The film began shooting in 1986, when Jarmusch made "Coffee and Cigarettes," a short film for Saturday Night Live starring Roberto Benigni and Steven Wright. A second short film, starring Joie and Cinque Lee and Steve Buscemi, arrived three years later. A third installment in the series, starring Tom Waits and Iggy Pop, arrived in 1993 and won the Palme d'Or for Best Short Film at the Cannes Film Festival.

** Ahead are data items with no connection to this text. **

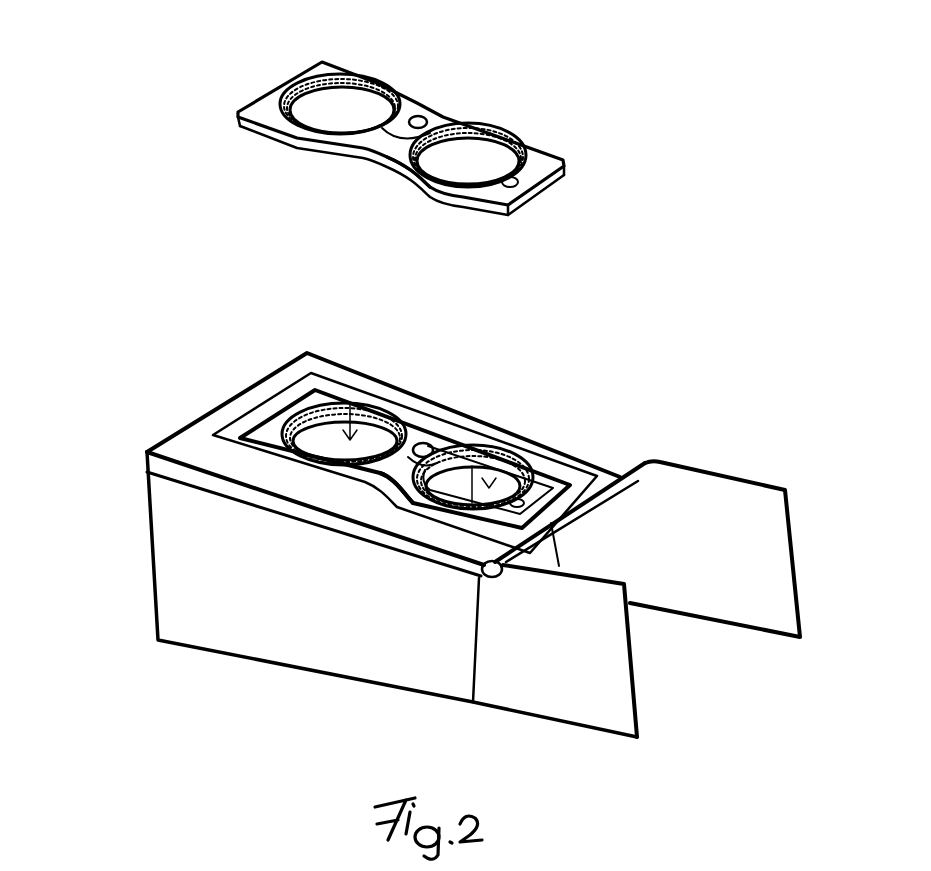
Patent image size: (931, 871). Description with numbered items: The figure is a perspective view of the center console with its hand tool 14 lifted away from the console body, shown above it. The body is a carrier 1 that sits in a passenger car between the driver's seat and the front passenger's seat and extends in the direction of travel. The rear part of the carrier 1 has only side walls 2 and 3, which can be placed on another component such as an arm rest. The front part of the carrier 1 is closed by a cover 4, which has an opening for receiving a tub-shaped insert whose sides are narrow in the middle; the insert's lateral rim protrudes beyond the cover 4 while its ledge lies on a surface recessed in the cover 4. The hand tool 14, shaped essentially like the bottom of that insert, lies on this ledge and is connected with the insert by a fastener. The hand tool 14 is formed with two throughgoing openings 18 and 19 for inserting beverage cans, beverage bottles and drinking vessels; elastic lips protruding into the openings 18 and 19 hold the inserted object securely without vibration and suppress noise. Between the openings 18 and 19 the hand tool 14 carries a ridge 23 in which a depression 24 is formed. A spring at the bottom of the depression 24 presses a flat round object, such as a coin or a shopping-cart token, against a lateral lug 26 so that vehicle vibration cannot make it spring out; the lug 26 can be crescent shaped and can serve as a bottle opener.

The carrier 1 is at (128, 532).
The side wall 2 is at (615, 662).
The side wall 3 is at (767, 560).
The cover 4 is at (197, 440).
The hand tool 14 is at (230, 116).
The throughgoing opening 18 is at (347, 117).
The throughgoing opening 19 is at (469, 163).
The ridge 23 is at (448, 434).
The depression 24 is at (416, 117).
The lateral lug 26 is at (387, 160).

Even after making three shorts in the "Coffee and Cigarettes" series in seven years, it took another decade before Jarmusch realized there might be a feature film somewhere in the thematically connected narratives. In 2003, the idea arrived, and Jarmusch began shooting new stories for the film. Coffee and Cigarettes was released in 2004, nearly 20 years after the first short film, and featuring more big names like Steve Coogan, Bill Murray, and Cate Blanchett.